In Impression Management 2.0, The Relationship of Self-Esteem, Extraversion, Self-Efficacy, and Self-Presentation Within Social Networking Sites, authors Kramer and Winter investigated “the relationship between self-reported (offline) personality traits and (online) self-presentation in social networking profiles. (p. 106). Overall, they conclude that “people who feel competent in presenting themselves will take the opportunity to do so in social networks.” (p. 114).
To get to this conclusion, Kramer and Winter had three research questions: 1) “Is the form of self-presentation in a Web 2.0 platform related to the personality aspect of extraversion?” (p. 107), 2) “Does the form of self-presentation differ between users with high and low self-esteem?” (p. 107), and 3) “Is self-efficacy of self-presentation in social situations related to the specific form of online self-presentation?” (p. 108). To assess these questions, they sent users of StudiVZ, a German social media site, a survey on personality traits, extraversion, self-esteem, efficacy of self-presentation, and then analyzed the content of their user profiles, including “number of virtual friends in the personal contact list, number of groups, number of photos, number of completed fields, and number of words… whether the user reveals his or her (potentially) real name, whether the user reveals his or her political orientation, and whether the user reveals his or her relationship status.” (p. 108 – 109). They interpreted their data to indicate 1) “a positive relationship between extraversion and a more “experimental” profile picture,” (p. 113), 2) that self-esteem is “not related to the specific use of StudiVZ and the style of the profile,” (p. 113), and 3) “self-efficacy influences the level of profile detail, the extent of the contact list, and the style of the profile picture” in that those with higher expectations of being able to create a positive impression via the site had more friends, more complete profiles, and less serious profile photos and posts. (p. 113).
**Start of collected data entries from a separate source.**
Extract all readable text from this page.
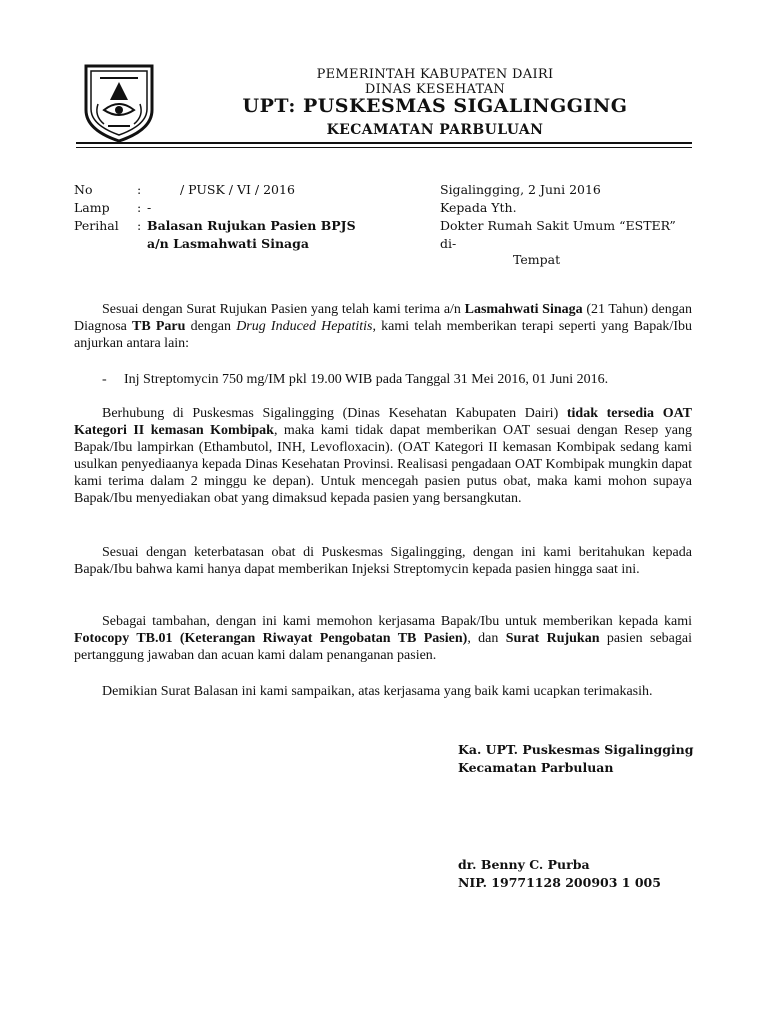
PEMERINTAH KABUPATEN DAIRI
DINAS KESEHATAN
UPT: PUSKESMAS SIGALINGGING
KECAMATAN PARBULUAN
No	:	/ PUSK / VI / 2016
Lamp : -
Perihal : Balasan Rujukan Pasien BPJS
a/n Lasmahwati Sinaga
Sigalingging, 2 Juni 2016
Kepada Yth.
Dokter Rumah Sakit Umum “ESTER”
di-
Tempat

Sesuai dengan Surat Rujukan Pasien yang telah kami terima a/n Lasmahwati Sinaga (21 Tahun) dengan Diagnosa TB Paru dengan Drug Induced Hepatitis, kami telah memberikan terapi seperti yang Bapak/Ibu anjurkan antara lain:

- Inj Streptomycin 750 mg/IM pkl 19.00 WIB pada Tanggal 31 Mei 2016, 01 Juni 2016.

Berhubung di Puskesmas Sigalingging (Dinas Kesehatan Kabupaten Dairi) tidak tersedia OAT Kategori II kemasan Kombipak, maka kami tidak dapat memberikan OAT sesuai dengan Resep yang Bapak/Ibu lampirkan (Ethambutol, INH, Levofloxacin). (OAT Kategori II kemasan Kombipak sedang kami usulkan penyediaanya kepada Dinas Kesehatan Provinsi. Realisasi pengadaan OAT Kombipak mungkin dapat kami terima dalam 2 minggu ke depan). Untuk mencegah pasien putus obat, maka kami mohon supaya Bapak/Ibu menyediakan obat yang dimaksud kepada pasien yang bersangkutan.

Sesuai dengan keterbatasan obat di Puskesmas Sigalingging, dengan ini kami beritahukan kepada Bapak/Ibu bahwa kami hanya dapat memberikan Injeksi Streptomycin kepada pasien hingga saat ini.

Sebagai tambahan, dengan ini kami memohon kerjasama Bapak/Ibu untuk memberikan kepada kami Fotocopy TB.01 (Keterangan Riwayat Pengobatan TB Pasien), dan Surat Rujukan pasien sebagai pertanggung jawaban dan acuan kami dalam penanganan pasien.

Demikian Surat Balasan ini kami sampaikan, atas kerjasama yang baik kami ucapkan terimakasih.

Ka. UPT. Puskesmas Sigalingging
Kecamatan Parbuluan
dr. Benny C. Purba
NIP. 19771128 200903 1 005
It would be interesting to add onto this research by examining conscious reasons for why people structure their profiles the way that they do. This study investigated attitudes from a more implicit standpoint in that it did not ask participants to state their views of or explanations for the content on their sites. Are people aware of the connection between extraversion or self-efficacy and content, or is this connection unconscious?